If your entire payment volume is contractors, freelancers, vendors, software subscriptions, and rent — and you have zero W-2 employees — Melio is the best-integrated option. The Xero backing makes it the safest from a parent-company perspective, and the feature set fits vendor-heavy businesses well.

When to use two services

Several owners we’ve talked to split their payment volume across two services deliberately:

  • Plastiq for payroll, Melio for vendor bills — gets the best of both: Plastiq for wages, Melio for AP
  • CardUp for payroll, Plastiq for international or edge cases — gets the fee savings where they matter most, with Plastiq as a fallback

Running two services creates a bit of admin overhead but dramatically reduces concentration risk. If one has an outage, the other is already set up.

Counter-argument: when none of them make sense

If you’re running payroll under $20k/month, the admin overhead of any of these services may not be worth the rewards math. Running a test transaction, reconciling statements, managing a backup rail — it’s all real time that has an opportunity cost.

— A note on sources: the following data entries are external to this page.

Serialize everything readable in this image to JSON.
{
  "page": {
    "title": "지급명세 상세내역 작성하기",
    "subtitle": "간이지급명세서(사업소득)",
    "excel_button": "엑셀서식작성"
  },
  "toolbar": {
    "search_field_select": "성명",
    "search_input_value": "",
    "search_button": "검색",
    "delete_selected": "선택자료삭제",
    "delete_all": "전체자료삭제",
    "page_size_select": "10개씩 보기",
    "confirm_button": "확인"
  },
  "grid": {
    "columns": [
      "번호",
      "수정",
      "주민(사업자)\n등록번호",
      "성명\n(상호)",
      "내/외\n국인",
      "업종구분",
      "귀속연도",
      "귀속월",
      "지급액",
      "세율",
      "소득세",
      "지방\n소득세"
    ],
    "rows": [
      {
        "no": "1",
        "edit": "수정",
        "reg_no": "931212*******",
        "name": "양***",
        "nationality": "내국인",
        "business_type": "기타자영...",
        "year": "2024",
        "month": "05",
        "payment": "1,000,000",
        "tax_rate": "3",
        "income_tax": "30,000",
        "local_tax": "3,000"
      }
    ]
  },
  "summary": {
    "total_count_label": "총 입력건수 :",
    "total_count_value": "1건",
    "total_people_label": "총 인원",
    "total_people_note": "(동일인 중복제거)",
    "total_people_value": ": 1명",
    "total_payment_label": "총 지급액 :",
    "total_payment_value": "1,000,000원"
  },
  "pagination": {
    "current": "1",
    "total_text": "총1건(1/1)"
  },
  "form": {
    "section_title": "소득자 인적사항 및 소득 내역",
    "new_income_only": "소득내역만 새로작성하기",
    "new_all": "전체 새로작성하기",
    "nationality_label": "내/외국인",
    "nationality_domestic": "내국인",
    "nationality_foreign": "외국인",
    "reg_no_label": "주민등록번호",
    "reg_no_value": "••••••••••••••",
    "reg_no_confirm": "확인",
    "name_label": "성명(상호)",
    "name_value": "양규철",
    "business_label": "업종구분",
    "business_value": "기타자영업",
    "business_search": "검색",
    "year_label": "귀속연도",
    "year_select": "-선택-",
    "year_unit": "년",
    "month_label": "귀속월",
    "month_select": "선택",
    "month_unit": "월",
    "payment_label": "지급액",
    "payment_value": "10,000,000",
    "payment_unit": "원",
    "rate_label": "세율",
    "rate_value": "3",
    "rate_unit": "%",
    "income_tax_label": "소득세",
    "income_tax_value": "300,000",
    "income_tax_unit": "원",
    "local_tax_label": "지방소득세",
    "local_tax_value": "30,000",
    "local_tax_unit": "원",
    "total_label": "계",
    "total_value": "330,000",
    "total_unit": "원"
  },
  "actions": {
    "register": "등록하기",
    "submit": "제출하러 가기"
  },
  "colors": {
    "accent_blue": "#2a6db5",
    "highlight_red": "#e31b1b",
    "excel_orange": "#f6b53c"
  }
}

At small volume, just accept the loss of rewards and pay payroll via direct ACH from a business checking account. Start optimizing when your monthly volume justifies it.

Action checklist

Before picking a service:

  1. Determine your payment mix. What % is W-2 payroll, what % is contractors, what % is vendor/AP?
  2. Calculate fee impact at your volume. Use our calculator to see the dollar difference.
  3. Research your card’s effective reward rate. Don’t forget to account for realistic point valuations.
  4. Pick a primary service based on the scenario you match. Don’t try to optimize for every edge case.
  5. Open a second account for backup. Whichever you don’t pick, set it up and verify it works. Concentration risk is the biggest operational threat to this strategy.

Bottom line

CardUp wins on fees. Plastiq wins on US market breadth. Melio wins only if you don’t pay W-2 wages. Most business owners we advise end up with either CardUp (for low-fee W-2 payroll) or Plastiq (for broader feature needs), and many run a backup account on the one they don’t choose.

There is no universal best service — there’s a best service for your specific payment mix. Use the three scenarios above to match yourself to the right one, and use our break-even calculator to confirm the math works before you commit.

Last updated April 11, 2026. Fees and feature sets can change — verify current terms on each service’s website before signing up.